The Great Zombie Invasion of 1979

By: J. G. Faherty

Star Rating:

Sensuality Rating:



Spoiler Disclaimer


Elmer Dinkley is a self-styled zombie movie buff, so when he sees a group of bloody, battered people staggering across his friend Charlie's field, he knows the zombie apocalypse has started. The two men grab their guns and start picking them off one-by-one, absolutely certain that they'll eventually be hailed as the town heroes. However, when the local sheriff they sent for finally shows up, things quickly go downhill.


"The Great Zombie Invasion of 1979" is a short story written from the POV of a hillbilly-esque character named Elmer who has seen a few zombie movies, so when a group of pale, bloody, and battered individuals start staggering across his friend Charlie's field, he knows the zombie invasion has started. He and Charlie spend most of the story picking them off one-by-one, thinking they're going to be hailed as heroes, but by the time most of the zombies are dead and the sheriff shows up, things quickly go awry.

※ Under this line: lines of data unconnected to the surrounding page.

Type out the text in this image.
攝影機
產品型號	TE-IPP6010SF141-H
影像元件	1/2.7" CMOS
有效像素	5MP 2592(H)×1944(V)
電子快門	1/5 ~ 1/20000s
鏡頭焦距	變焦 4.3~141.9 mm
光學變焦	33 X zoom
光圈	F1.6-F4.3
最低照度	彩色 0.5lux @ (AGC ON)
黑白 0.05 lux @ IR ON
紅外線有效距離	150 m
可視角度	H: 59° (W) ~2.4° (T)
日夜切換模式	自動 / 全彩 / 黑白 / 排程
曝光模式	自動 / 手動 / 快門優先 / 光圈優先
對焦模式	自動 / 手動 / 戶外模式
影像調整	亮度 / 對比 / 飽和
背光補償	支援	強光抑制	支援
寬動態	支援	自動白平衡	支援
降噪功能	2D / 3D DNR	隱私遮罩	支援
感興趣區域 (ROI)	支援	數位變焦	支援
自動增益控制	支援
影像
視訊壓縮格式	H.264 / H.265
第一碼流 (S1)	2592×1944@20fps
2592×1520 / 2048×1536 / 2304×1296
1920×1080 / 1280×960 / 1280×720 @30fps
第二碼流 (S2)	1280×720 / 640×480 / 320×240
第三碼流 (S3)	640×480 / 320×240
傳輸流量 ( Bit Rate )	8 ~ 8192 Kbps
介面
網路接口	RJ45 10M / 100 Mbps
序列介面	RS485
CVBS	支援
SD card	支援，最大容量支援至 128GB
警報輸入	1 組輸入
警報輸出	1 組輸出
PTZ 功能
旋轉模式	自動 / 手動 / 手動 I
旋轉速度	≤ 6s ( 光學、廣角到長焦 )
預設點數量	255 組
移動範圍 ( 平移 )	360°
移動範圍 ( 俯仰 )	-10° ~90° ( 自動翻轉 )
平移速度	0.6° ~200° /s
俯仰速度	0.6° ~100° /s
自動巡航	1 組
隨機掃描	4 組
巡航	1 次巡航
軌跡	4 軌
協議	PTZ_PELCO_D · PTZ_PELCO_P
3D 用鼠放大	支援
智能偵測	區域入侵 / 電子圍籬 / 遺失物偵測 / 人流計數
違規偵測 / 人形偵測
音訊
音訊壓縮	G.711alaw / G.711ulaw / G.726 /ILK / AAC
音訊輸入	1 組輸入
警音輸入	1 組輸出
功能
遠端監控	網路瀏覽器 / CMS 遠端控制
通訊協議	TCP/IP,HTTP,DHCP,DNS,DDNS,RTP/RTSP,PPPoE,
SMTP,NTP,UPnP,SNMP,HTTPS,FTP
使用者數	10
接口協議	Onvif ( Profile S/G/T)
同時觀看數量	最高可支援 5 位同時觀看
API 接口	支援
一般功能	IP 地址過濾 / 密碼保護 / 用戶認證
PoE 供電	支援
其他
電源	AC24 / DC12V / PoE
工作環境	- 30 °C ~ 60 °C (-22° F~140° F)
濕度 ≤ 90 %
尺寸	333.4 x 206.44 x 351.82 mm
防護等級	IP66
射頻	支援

This was an OK story, but I felt like it leaned too heavily into stereotyping. Elmer and Charlie are classic hillbilly types who are far from being the sharpest tools in the shed. In addition, there were several other offensive elements that IMHO dragged the story down rather than elevating it. More than once, Elmer considers murdering Charlie even though they're supposedly friends. I also felt like the two men took a little too much gleeful pride in picking off the zombies, never giving a single thought for the people they might have once been. Then there was a bit of sexism, as well as a brief (like two sentences) implied reference to bestiality, which I thought was completely unnecessary and over the top. In the end, I guess you could say that Elmer kind of got what he deserved. So, the story was alright, just not anything to get too excited about. "The Great Zombie Invasion of 1979" can be found in the anthology Blood Lite III: Aftertaste.

Note: I wasn't quite sure where to place this story on my sensuality scale. While there is nothing of an explicit sexual nature, because of the sexist reference and the implication of bestiality, I thought it warranted some kind of rating, so I settled on 2, but your mileage may vary.